Przyroda sama w sobie wymagająca jest dobrą wychowawczynią. Doświadczyli tego wędrownicy, czyli chłopcy, a właściwie już mężczyźni w wieku 18-25 lat, którzy w ubiegły weekend wzięli udział w pieszej wędrówce z Dusznik-Zdroju do Polanicy-Zdroju. Krótki dzień i ciągle padający śnieg sięgający do kolan powodowały, że pokonanie niewielkiej odległości 26 kilometrów stało się dla nich całkiem sporym wyzwaniem. Natomiast w innej części Dusznik druga grupa skautów nocowała w samodzielnie przygotowanym igloo-szałasie.
– Trasa nie była bardzo długa, ale wymagająca wytrwałości. Śnieg utrudniał wędrowanie, szczególnie gdy było go prawie po kolana. Mimo to wytrwaliśmy i to z uśmiechem na ustach. W sobotni wieczór odbyła się także coroczna biesiada, z przyrządzonymi przez nas daniami – mówi jeden z uczestników.
Wędrownicy podczas pieszych wędrówek formują się w pięciu obszarach. Są to: dbałość o zdrowie, umiejętności praktyczne, kształtowanie charakteru, służba innym i odkrywanie Boga w swoim życiu. Formują się, żeby potem przekazywać te wartości młodszym podopiecznym, pomagając im w rozwoju. Bowiem wychowanie młodych przez młodych jest kluczem metody skautowej praktykowanej przez Skautów Europy.

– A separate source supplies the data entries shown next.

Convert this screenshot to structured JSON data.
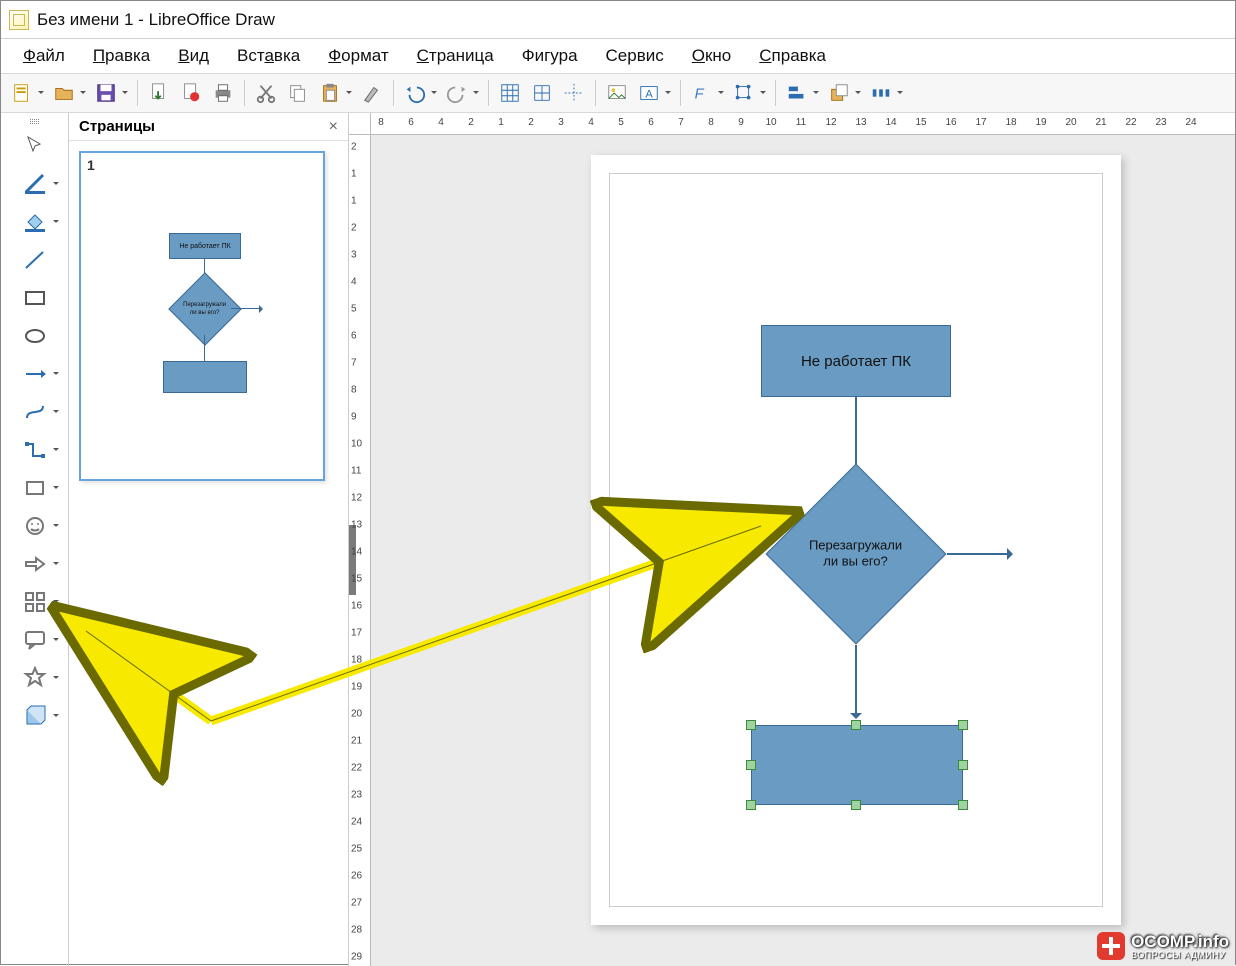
{
  "title": "Без имени 1 - LibreOffice Draw",
  "menu": [
    "Файл",
    "Правка",
    "Вид",
    "Вставка",
    "Формат",
    "Страница",
    "Фигура",
    "Сервис",
    "Окно",
    "Справка"
  ],
  "menu_underline": [
    0,
    0,
    0,
    4,
    0,
    0,
    -1,
    -1,
    0,
    0
  ],
  "pages_panel": {
    "title": "Страницы",
    "page_number": "1"
  },
  "flowchart": {
    "box1": "Не работает ПК",
    "decision": "Перезагружали\nли вы его?"
  },
  "thumb": {
    "box1": "Не работает ПК",
    "decision": "Перезагружали\nли вы его?"
  },
  "ruler_h": [
    "8",
    "6",
    "4",
    "2",
    "1",
    "2",
    "3",
    "4",
    "5",
    "6",
    "7",
    "8",
    "9",
    "10",
    "11",
    "12",
    "13",
    "14",
    "15",
    "16",
    "17",
    "18",
    "19",
    "20",
    "21",
    "22",
    "23",
    "24"
  ],
  "ruler_v": [
    "2",
    "1",
    "1",
    "2",
    "3",
    "4",
    "5",
    "6",
    "7",
    "8",
    "9",
    "10",
    "11",
    "12",
    "13",
    "14",
    "15",
    "16",
    "17",
    "18",
    "19",
    "20",
    "21",
    "22",
    "23",
    "24",
    "25",
    "26",
    "27",
    "28",
    "29"
  ],
  "watermark": {
    "brand": "OCOMP.info",
    "sub": "ВОПРОСЫ АДМИНУ"
  }
}
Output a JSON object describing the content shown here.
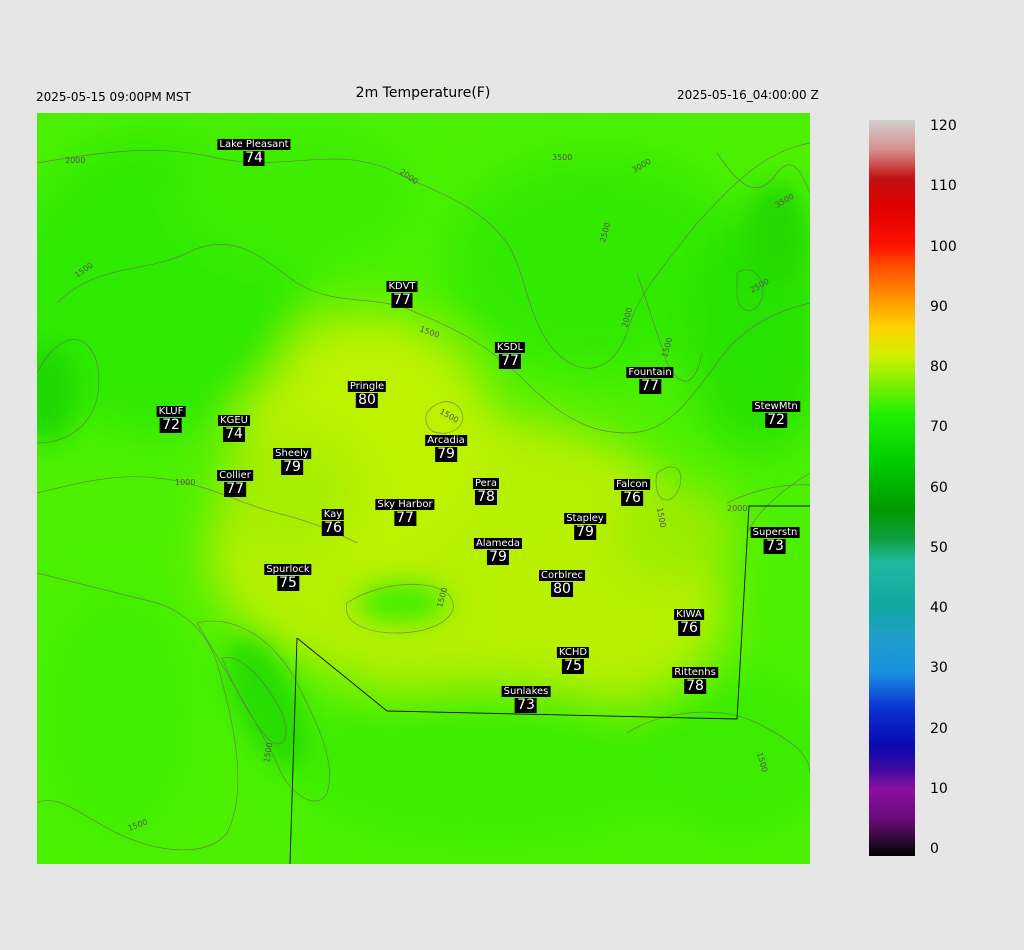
{
  "header": {
    "left": "2025-05-15 09:00PM MST",
    "title": "2m Temperature(F)",
    "right": "2025-05-16_04:00:00 Z"
  },
  "colorbar": {
    "ticks": [
      "120",
      "110",
      "100",
      "90",
      "80",
      "70",
      "60",
      "50",
      "40",
      "30",
      "20",
      "10",
      "0"
    ],
    "min": 0,
    "max": 120
  },
  "contour_labels": [
    "2000",
    "1500",
    "1000",
    "2000",
    "3500",
    "3000",
    "2500",
    "2000",
    "1500",
    "1500",
    "2500",
    "3500",
    "2000",
    "1500",
    "1500",
    "1500",
    "1500",
    "1500",
    "1500"
  ],
  "stations": [
    {
      "name": "Lake Pleasant",
      "value": "74"
    },
    {
      "name": "KDVT",
      "value": "77"
    },
    {
      "name": "KSDL",
      "value": "77"
    },
    {
      "name": "Fountain",
      "value": "77"
    },
    {
      "name": "Pringle",
      "value": "80"
    },
    {
      "name": "StewMtn",
      "value": "72"
    },
    {
      "name": "KLUF",
      "value": "72"
    },
    {
      "name": "KGEU",
      "value": "74"
    },
    {
      "name": "Arcadia",
      "value": "79"
    },
    {
      "name": "Sheely",
      "value": "79"
    },
    {
      "name": "Collier",
      "value": "77"
    },
    {
      "name": "Pera",
      "value": "78"
    },
    {
      "name": "Falcon",
      "value": "76"
    },
    {
      "name": "Kay",
      "value": "76"
    },
    {
      "name": "Sky Harbor",
      "value": "77"
    },
    {
      "name": "Stapley",
      "value": "79"
    },
    {
      "name": "Superstn",
      "value": "73"
    },
    {
      "name": "Alameda",
      "value": "79"
    },
    {
      "name": "Spurlock",
      "value": "75"
    },
    {
      "name": "Corblrec",
      "value": "80"
    },
    {
      "name": "KIWA",
      "value": "76"
    },
    {
      "name": "KCHD",
      "value": "75"
    },
    {
      "name": "Rittenhs",
      "value": "78"
    },
    {
      "name": "Sunlakes",
      "value": "73"
    }
  ]
}
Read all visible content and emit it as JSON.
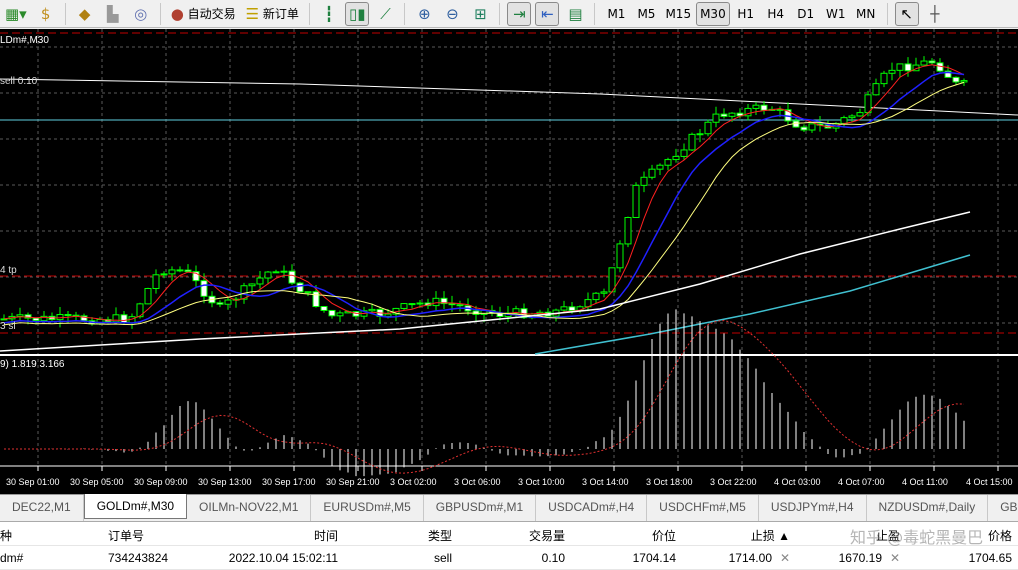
{
  "toolbar": {
    "buttons": [
      {
        "icon": "new-chart-icon"
      },
      {
        "icon": "profiles-icon"
      },
      {
        "icon": "market-watch-icon"
      },
      {
        "icon": "navigator-icon"
      },
      {
        "icon": "signals-icon"
      }
    ],
    "auto_trading": "自动交易",
    "new_order": "新订单",
    "timeframes": [
      "M1",
      "M5",
      "M15",
      "M30",
      "H1",
      "H4",
      "D1",
      "W1",
      "MN"
    ],
    "selected_timeframe": "M30"
  },
  "chart": {
    "symbol_label": "LDm#,M30",
    "sell_label": "sell 0.10",
    "tp_label": "4 tp",
    "sl_label": "3 sl",
    "indicator_label": "9) 1.819 3.166",
    "time_labels": [
      "30 Sep 01:00",
      "30 Sep 05:00",
      "30 Sep 09:00",
      "30 Sep 13:00",
      "30 Sep 17:00",
      "30 Sep 21:00",
      "3 Oct 02:00",
      "3 Oct 06:00",
      "3 Oct 10:00",
      "3 Oct 14:00",
      "3 Oct 18:00",
      "3 Oct 22:00",
      "4 Oct 03:00",
      "4 Oct 07:00",
      "4 Oct 11:00",
      "4 Oct 15:00"
    ],
    "colors": {
      "background": "#000000",
      "bull": "#00ff00",
      "bear_body": "#ffffff",
      "grid": "#5a5a5a",
      "level": "#c00000",
      "ma_fast": "#ff2020",
      "ma_mid": "#2020ff",
      "ma_slow": "#ffff80",
      "ma_long": "#ffffff",
      "ma_cyan": "#40c0d0"
    }
  },
  "tabs": [
    "DEC22,M1",
    "GOLDm#,M30",
    "OILMn-NOV22,M1",
    "EURUSDm#,M5",
    "GBPUSDm#,M1",
    "USDCADm#,H4",
    "USDCHFm#,M5",
    "USDJPYm#,H4",
    "NZDUSDm#,Daily",
    "GBI"
  ],
  "active_tab": "GOLDm#,M30",
  "table": {
    "headers": [
      "种",
      "订单号",
      "时间",
      "类型",
      "交易量",
      "价位",
      "止损 ▲",
      "止盈",
      "价格"
    ],
    "rows": [
      {
        "symbol": "dm#",
        "order": "734243824",
        "time": "2022.10.04 15:02:11",
        "type": "sell",
        "volume": "0.10",
        "price": "1704.14",
        "sl": "1714.00",
        "tp": "1670.19",
        "current": "1704.65"
      }
    ]
  },
  "watermark": "知乎 @毒蛇黑曼巴"
}
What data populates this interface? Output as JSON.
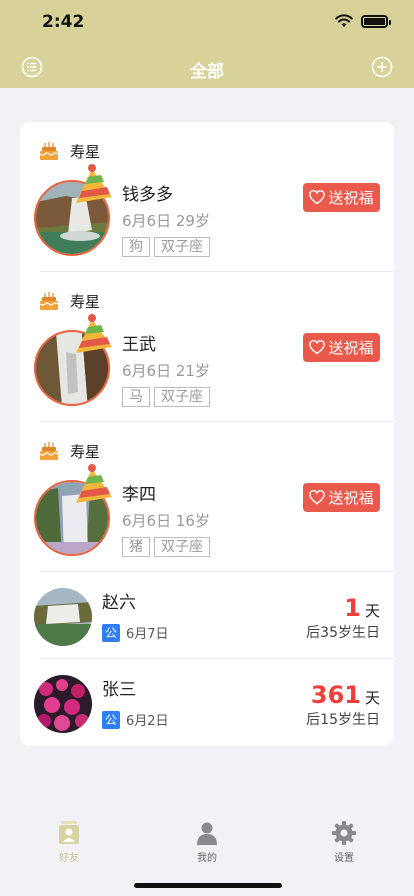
{
  "status": {
    "time": "2:42"
  },
  "nav": {
    "title": "全部",
    "left_icon": "list-icon",
    "right_icon": "plus-circle-icon"
  },
  "birthdays": [
    {
      "label": "寿星",
      "name": "钱多多",
      "meta": "6月6日 29岁",
      "tags": [
        "狗",
        "双子座"
      ],
      "button": "送祝福"
    },
    {
      "label": "寿星",
      "name": "王武",
      "meta": "6月6日 21岁",
      "tags": [
        "马",
        "双子座"
      ],
      "button": "送祝福"
    },
    {
      "label": "寿星",
      "name": "李四",
      "meta": "6月6日 16岁",
      "tags": [
        "猪",
        "双子座"
      ],
      "button": "送祝福"
    }
  ],
  "upcoming": [
    {
      "name": "赵六",
      "badge": "公",
      "date": "6月7日",
      "days": "1",
      "unit": "天",
      "after": "后35岁生日"
    },
    {
      "name": "张三",
      "badge": "公",
      "date": "6月2日",
      "days": "361",
      "unit": "天",
      "after": "后15岁生日"
    }
  ],
  "tabs": [
    {
      "label": "好友",
      "icon": "friends-icon",
      "active": true
    },
    {
      "label": "我的",
      "icon": "person-icon",
      "active": false
    },
    {
      "label": "设置",
      "icon": "gear-icon",
      "active": false
    }
  ],
  "colors": {
    "header": "#d6d29a",
    "accent_red": "#ea5a4c",
    "days_red": "#ee3f3a",
    "badge_blue": "#2f7ef5",
    "tab_active": "#cbc58a"
  }
}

– Czasami trwa to dłużej, czasami efekty są inne od oczekiwanych, ale dajemy młodszym szansę na wykazanie się, zdobycie w praktyce bezcennego doświadczenia – mówi Mateusz, drużynowy. – Poleciłem znalezienie miejsca na zimowisko 15-letniemu harcerzowi, który robił to pierwszy raz w życiu – dodaje.
Przyznaje, że czas wędrówki jest okazją do podładowania akumulatorów i wbrew pozorom trudne warunki tylko temu sprzyjają. Są dobrym treningiem nabierania umiejętności radzenia sobie w trudnych sytuacjach. – Po co wstawać z kanapy w taką pogodę? Właśnie po to, żeby dzięki hartowi ducha nauczyć się radzić sobie z przeciwnościami. Tu walczymy z wymagającą pogodą, a życie samo dostarcza mnóstwo wyzwań do pokonania – tłumaczy.
Formacja w wymienionych wyżej pięciu obszarach odbywa się tak naprawdę samoczynnie. W trakcie wędrówki napotykali nieprzewidziane zdarzenia. Pomagając wyciągać samochód z rowu, mieli nie tylko okazję do służby, ale musieli wykazać się przy tym praktycznymi umiejętnościami, pamiętając równocześnie, że muszą zadbać także o swoje zdrowie. Natomiast u celu wędrówki czekał na nich duszpasterz ks. Kacper Radzki, który wygłosił skautom konferencję i odprawił Eucharystię.